Better Respiratory Protection
The group recommended providing workers at lower exposure risks with high-performing barrier face coverings certified to provide at least 80% filter efficiency. N95 FFRs have a 95% filter efficiency. A newly issued ASTM International barrier face covering specification includes labeling provisions for masks with filter efficiencies of greater than or equal to 20% and greater than or equal to 50%.
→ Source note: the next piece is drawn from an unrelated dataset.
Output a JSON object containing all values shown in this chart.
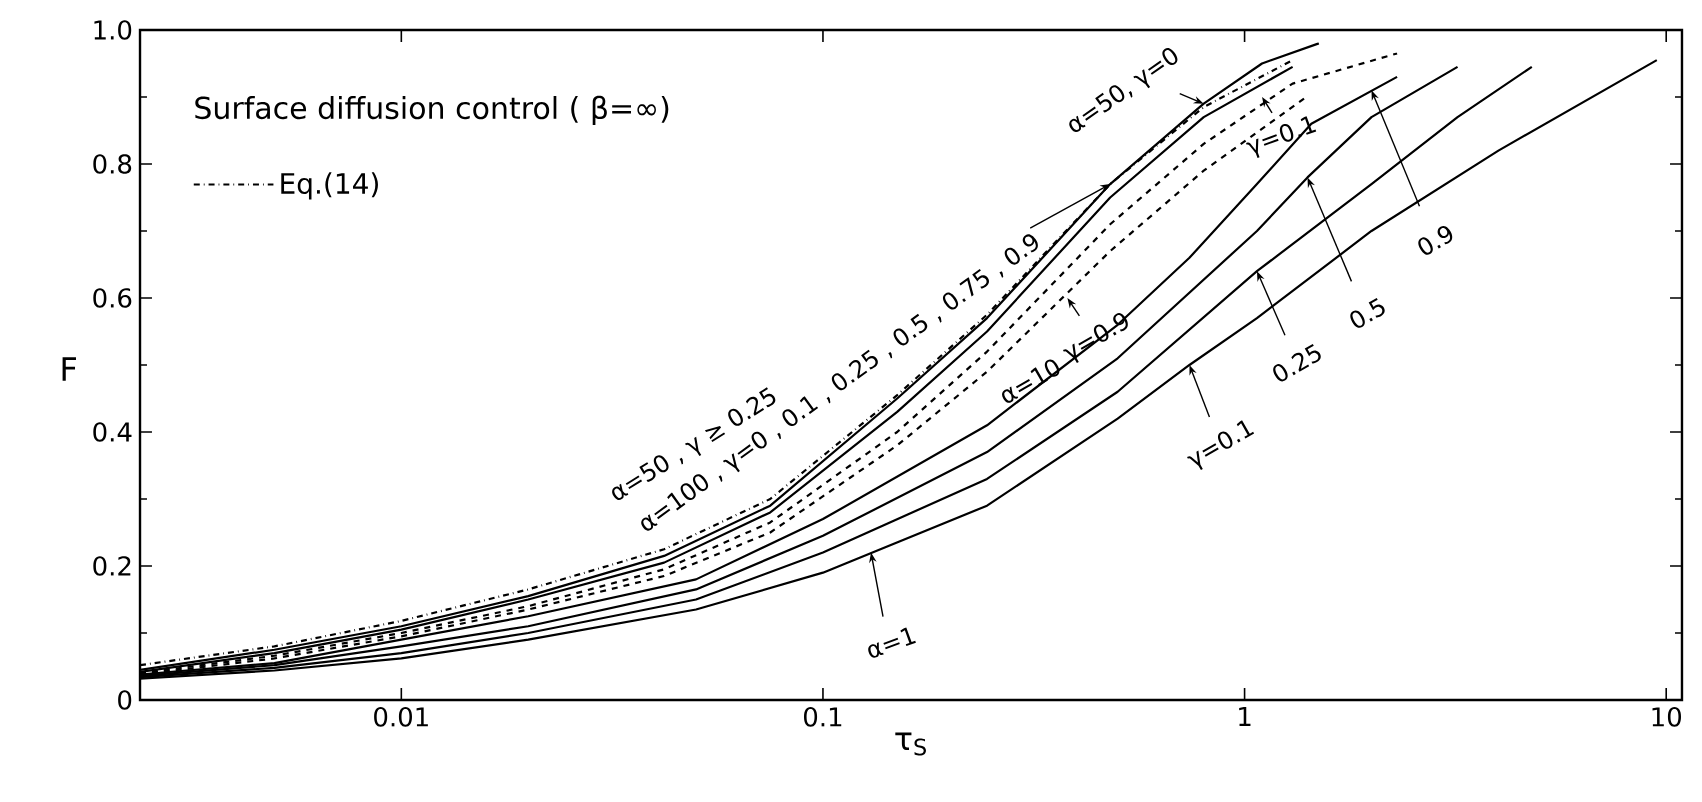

The letter pointed out that Austria, France, and Germany recently mandated respiratory protection equivalent to N95 FFRs and higher-quality masks for both workers and members of the public, as well as recommended enhanced ventilation in indoor spaces.
The letter was addressed to Jeffrey Zients, White House coordinator of the COVID-19 Pandemic Response; CDC director Rochelle P. Walensky; and Anthony S. Fauci, director of the National Institute of Allergy and Infectious Diseases at the NIH.
Michaels also was a member of President Joe Biden’s COVID-19 advisory panel during the presidential transition.
The American Industrial Hygiene Association (AIHA) Indoor Environmental Quality Committee, Respiratory Protection Committee, and COVID-19 Project Team also recently called for stronger workplace health and safety guidance to address concerns about the aerosol transmission of SARS-CoV-2. The group also recommended an emergency OSHA standard and prioritizing better respiratory protection options.
Guy Burdick is a writer for EHS Daily Advisor, a sibling publication to HealthLeaders.